If Scott Rolen, an 8-time Gold Glove winner and a career .968 fielder, doesn’t get a hard hop and a speedy runner, the out is made in the top of the 10th and the Reds get to start over.
In Game 4, despite the pre-existing “if” of the Cueto injury, if Dusty Baker pulls Leake in the 5th inning after the leadoff double, or the second double that scored a run, perhaps the damage is limited.
And in Game 5?
If Zack Cozart, a career .978 fielder and Gold Glove candidate, doesn’t get the ball stuck in his glove for just his 15th error of the year on a ground ball that scores Brandon Crawford and keeps the Giants’ big sixth inning alive, the Reds avoid the next if.
If Dusty Baker pulls Mat Latos with the bases loaded facing an NL MVP candidate at the plate, maybe one of the Reds’ relievers keeps him in the ballpark.
If the Reds weren’t running on a 3-2 count from first and second with no outs in the 6th, which set up a strike ‘em out, throw ‘em out double play that thwarted the Reds’ best chance of getting back in the game, they have another shot with two men on and 1 out to get some runs in.

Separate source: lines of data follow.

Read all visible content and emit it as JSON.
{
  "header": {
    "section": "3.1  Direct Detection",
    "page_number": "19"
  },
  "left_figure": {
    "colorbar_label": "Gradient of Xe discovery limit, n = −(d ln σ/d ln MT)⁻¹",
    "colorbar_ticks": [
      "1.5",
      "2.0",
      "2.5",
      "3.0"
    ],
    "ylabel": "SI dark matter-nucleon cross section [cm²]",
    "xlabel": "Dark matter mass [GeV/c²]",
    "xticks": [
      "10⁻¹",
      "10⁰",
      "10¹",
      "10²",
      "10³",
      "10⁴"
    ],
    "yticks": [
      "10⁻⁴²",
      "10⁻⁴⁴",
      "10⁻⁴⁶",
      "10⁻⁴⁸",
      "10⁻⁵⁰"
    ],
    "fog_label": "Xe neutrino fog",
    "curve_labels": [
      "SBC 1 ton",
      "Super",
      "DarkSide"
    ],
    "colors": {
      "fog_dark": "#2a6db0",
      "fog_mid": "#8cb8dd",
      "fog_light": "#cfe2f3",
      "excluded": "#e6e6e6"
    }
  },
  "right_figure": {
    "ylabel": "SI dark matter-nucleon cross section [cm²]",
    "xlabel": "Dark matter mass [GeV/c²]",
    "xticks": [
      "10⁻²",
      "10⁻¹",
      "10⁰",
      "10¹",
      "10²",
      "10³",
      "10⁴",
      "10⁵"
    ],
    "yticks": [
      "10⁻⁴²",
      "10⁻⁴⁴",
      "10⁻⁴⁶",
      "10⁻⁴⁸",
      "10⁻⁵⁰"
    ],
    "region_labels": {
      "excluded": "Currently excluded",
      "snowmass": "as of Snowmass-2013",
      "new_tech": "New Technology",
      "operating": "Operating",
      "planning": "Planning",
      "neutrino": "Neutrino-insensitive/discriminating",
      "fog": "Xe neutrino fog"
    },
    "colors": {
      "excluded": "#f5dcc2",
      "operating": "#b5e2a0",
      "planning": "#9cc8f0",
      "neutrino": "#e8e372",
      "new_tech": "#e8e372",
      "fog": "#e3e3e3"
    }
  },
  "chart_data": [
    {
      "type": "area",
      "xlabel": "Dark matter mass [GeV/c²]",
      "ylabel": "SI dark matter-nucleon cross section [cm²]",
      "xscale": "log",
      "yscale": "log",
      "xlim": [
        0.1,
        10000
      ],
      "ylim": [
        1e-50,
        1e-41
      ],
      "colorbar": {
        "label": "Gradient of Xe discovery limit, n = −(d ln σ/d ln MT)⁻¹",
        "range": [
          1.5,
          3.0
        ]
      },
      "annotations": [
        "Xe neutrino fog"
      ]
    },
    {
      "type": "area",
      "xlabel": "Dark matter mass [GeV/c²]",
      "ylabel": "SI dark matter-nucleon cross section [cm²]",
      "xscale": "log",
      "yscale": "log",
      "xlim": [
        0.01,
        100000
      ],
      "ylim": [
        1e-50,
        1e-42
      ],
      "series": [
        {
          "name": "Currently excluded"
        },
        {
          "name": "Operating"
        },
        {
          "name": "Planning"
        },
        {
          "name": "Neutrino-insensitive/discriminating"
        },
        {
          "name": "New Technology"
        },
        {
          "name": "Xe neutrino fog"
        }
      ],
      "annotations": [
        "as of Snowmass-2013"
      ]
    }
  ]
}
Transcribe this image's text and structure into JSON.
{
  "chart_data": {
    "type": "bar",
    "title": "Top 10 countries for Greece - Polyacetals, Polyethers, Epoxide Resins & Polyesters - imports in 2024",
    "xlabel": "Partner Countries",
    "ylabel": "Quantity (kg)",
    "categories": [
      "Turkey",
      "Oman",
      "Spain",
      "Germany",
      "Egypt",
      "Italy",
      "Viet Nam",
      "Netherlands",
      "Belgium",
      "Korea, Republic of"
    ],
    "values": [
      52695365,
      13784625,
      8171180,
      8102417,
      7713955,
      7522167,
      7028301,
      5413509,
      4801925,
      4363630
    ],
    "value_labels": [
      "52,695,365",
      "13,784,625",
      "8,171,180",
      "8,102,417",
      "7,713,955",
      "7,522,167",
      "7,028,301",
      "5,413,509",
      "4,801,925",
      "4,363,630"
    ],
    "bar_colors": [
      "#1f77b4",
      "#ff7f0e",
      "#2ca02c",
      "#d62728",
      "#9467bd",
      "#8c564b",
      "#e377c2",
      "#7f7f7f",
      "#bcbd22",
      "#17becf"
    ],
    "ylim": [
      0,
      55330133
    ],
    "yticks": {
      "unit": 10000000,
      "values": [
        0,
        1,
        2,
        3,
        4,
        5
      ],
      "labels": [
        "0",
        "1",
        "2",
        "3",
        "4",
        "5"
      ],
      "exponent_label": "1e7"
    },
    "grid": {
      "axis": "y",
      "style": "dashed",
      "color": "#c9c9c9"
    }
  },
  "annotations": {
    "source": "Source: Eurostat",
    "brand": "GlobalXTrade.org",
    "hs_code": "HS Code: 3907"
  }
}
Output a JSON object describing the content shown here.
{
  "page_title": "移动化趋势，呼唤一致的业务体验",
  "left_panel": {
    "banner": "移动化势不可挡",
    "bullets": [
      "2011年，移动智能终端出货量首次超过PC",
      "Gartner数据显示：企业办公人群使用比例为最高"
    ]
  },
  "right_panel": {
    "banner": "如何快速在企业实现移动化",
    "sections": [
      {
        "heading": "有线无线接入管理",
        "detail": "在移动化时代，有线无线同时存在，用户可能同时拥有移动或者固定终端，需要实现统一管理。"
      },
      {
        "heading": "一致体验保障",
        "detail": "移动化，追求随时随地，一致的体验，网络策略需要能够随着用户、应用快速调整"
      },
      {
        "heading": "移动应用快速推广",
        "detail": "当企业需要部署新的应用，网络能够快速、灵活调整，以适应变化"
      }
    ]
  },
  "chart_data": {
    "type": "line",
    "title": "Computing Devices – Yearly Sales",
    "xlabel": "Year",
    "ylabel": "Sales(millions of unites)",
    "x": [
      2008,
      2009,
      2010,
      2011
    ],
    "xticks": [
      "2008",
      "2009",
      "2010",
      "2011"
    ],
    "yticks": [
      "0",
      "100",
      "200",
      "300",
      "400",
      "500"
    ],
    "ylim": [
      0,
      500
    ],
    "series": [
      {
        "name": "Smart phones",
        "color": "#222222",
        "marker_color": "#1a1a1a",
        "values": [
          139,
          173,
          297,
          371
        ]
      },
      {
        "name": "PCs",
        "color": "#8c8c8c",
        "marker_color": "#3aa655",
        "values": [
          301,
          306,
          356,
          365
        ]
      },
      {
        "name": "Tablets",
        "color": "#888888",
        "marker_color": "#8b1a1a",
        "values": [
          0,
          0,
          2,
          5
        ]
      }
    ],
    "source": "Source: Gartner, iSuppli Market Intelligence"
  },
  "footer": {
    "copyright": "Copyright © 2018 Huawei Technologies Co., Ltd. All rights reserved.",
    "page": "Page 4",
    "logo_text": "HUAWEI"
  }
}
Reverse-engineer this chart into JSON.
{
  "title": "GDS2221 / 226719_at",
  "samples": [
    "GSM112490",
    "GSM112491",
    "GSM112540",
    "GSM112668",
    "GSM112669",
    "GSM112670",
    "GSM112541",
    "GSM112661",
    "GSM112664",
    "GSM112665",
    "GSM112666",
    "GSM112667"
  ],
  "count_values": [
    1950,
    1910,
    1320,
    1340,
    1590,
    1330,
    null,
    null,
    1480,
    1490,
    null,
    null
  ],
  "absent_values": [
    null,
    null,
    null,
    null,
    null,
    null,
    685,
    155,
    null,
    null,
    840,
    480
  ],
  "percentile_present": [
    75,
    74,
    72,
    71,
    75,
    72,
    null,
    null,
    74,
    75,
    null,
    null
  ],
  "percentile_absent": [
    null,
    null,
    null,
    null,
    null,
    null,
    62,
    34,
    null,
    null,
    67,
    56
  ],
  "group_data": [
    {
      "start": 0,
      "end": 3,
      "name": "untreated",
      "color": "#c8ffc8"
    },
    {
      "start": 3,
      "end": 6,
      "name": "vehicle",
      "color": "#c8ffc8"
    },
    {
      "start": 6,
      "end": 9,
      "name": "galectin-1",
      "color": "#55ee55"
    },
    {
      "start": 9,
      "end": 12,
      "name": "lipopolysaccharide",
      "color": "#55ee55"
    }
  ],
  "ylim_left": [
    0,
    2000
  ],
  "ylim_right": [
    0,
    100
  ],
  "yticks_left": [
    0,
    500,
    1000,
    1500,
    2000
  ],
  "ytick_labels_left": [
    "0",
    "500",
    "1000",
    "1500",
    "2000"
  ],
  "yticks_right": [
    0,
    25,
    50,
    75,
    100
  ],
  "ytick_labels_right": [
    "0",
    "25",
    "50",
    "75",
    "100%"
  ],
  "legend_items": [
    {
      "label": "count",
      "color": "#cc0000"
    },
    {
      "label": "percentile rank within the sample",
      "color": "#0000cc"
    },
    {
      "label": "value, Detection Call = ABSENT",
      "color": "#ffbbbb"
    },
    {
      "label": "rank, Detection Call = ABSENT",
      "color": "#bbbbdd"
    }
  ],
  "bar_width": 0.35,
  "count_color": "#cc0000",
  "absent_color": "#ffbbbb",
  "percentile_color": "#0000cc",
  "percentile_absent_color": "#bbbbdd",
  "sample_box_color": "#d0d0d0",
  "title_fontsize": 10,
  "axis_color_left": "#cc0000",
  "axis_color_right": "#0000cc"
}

If Jay Bruce goes deep on one of the 12 pitches he sees in the bottom of the 9th, it's a whole new ball game.
But the overarching “if” of the Reds 2012 postseason trip was this: If the Reds got more hits with runners on base and in scoring position, they would have scored more runs, meaning they'd win more games. One more game in this case.
In the last three games of the series, the Reds left 28 runners standing on the base-path. Seven in Game 3, 10 in Game 4 and 11 in Game 5.
In the first three games, it looked like the Reds might have been able to advance just on the back of their brilliant pitching, but the fact was at the beginning of this NLDS and the fact remains: You can’t win baseball games 0-0; especially not against a very hot-hitting Giants lineup in the month leading up to the postseason (.297).
So blame this one on what you want, whether it’s Dusty’s decision making, the injuries or one of the many ill-timed happenings throughout the last three games of this series, but hindsight is always 20/20.
A fact, not an if, is that next year this ball club will still be one of the best in baseball, and the cliché goes if they can stay healthy (or healthier in the Reds' case), they’ll be able to make some noise.
In the Reds’ fans case, they did make some noise. A lot of it, in fact, in Game 5. Be proud of that Cincinnati, and carry that through with success in mind in 2013, not failure from 2012.
And with the end of a season, I leave you with words of wisdom from yet-to-be-resigned-for-2013 Reds manager Dusty Baker, who knows a thing or two about healing wounds: "I'm proud of [the Reds] and proud they fought to the end, which they did. You've got to work a little harder this winter and this is going to take a while for this to heal, but... everything heals."